The long-term local and foreign currency deposit and issuer ratings of eight Qatari banks have been affirmed by Moody’s Ratings (Moody’s) while maintaining stable outlooks across the sector.

The agency said the ratings are supported by the banks’ strong capital and liquidity positions, as well as Qatar’s robust macroeconomic fundamentals, including substantial hydrocarbon reserves, high income levels, and a strong sovereign balance sheet.

“Moody’s Ratings (Moody’s) affirmed the long-term local and foreign currency deposit and issuer ratings, where applicable, of eight Qatari banks: Qatar National Bank (QNB), Commercial Bank, Doha Bank, Qatar Islamic Bank, Dukhan Bank, AlRayan Bank, Qatar International Islamic Bank, and Ahli Bank, it noted.

“We have maintained the stable outlook on the long-term ratings of the eight Qatari banks. At the same time, we have affirmed the Baseline Credit Assessments (BCAs), Adjusted BCAs, Counterparty Risk Ratings (CRR) and Counterparty Risk (CR) Assessments of all banks.

“We have affirmed the ratings of Qatari banks and maintained stable outlooks on the long-term deposit and issuer ratings, where applicable. At the standalone level, the banks’ BCAs remain supported by strong capital and liquidity buffers,” it added .

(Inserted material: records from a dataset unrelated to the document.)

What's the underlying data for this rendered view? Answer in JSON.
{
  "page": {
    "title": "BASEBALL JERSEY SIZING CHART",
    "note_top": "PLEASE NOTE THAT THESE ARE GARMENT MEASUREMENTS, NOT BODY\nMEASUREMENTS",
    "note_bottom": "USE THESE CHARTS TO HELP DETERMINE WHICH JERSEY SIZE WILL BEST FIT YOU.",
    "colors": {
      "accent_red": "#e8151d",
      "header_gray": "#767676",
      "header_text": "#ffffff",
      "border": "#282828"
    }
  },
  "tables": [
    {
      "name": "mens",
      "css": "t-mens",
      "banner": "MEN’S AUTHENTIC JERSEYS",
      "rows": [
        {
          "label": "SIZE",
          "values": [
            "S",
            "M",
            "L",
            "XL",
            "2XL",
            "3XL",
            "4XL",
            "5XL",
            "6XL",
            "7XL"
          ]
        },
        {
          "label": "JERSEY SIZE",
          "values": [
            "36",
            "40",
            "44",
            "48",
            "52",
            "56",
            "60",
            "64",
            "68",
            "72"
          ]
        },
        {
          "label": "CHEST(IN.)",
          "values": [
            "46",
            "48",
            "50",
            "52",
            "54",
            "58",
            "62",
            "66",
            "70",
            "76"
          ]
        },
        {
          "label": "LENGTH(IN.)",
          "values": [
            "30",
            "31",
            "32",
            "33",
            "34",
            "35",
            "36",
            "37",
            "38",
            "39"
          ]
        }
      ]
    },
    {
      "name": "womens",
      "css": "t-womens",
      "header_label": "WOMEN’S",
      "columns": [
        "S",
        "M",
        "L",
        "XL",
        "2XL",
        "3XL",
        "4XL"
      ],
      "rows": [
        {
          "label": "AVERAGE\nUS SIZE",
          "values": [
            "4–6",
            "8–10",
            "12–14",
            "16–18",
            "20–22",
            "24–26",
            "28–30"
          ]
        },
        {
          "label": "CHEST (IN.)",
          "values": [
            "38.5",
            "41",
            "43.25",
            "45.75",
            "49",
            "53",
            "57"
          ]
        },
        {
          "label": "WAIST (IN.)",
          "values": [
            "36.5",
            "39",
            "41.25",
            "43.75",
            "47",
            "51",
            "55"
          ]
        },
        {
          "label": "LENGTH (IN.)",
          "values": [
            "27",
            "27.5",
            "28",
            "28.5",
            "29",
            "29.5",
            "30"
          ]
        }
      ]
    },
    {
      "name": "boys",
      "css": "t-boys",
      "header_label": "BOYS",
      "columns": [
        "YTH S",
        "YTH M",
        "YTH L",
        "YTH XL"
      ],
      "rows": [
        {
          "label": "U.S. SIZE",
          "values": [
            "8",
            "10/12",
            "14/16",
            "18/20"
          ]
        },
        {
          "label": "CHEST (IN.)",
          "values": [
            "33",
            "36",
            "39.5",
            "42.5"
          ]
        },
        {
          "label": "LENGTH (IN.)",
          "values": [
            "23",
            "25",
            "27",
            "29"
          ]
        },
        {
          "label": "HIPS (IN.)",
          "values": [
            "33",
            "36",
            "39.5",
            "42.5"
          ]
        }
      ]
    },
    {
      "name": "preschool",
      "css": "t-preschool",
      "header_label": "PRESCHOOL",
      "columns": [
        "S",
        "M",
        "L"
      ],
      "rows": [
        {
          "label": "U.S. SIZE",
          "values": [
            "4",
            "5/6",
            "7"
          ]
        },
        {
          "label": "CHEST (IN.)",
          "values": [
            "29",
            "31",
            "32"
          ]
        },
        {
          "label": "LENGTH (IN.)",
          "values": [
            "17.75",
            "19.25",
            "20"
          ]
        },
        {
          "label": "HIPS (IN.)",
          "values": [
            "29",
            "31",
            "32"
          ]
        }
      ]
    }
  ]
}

At the system level, the affirmation is supported by Qatar’s strong macro profile, reflecting vast hydrocarbon reserves, very high income levels, and a robust sovereign balance sheet, all of which provide substantial shock-absorption capacity against the disruption of hydrocarbon exports.

The agency stated, “We expect overall real GDP to contract by around 14% in 2026, reflecting the effective halt in hydrocarbon trade flows for much of this year. However, we expect the impact on credit metrics to be transitory under our central scenario assumptions.”

From 2027 onward, strengthening economic conditions, supported by higher LNG production capacity and elevated energy prices, will underpin stronger fiscal performance and a gradual recovery in non oil economic activity.

The report further noted that Qatari banks ratings continue to incorporate a very high likelihood of government support, based on the government of Qatar’s strong capacity and willingness to support the banking system.

This is underpinned by its Aa2 (stable) sovereign rating), significant footprint in the domestic economy and banking sector, and a demonstrated track record of pre-emptive support during periods of financial stress.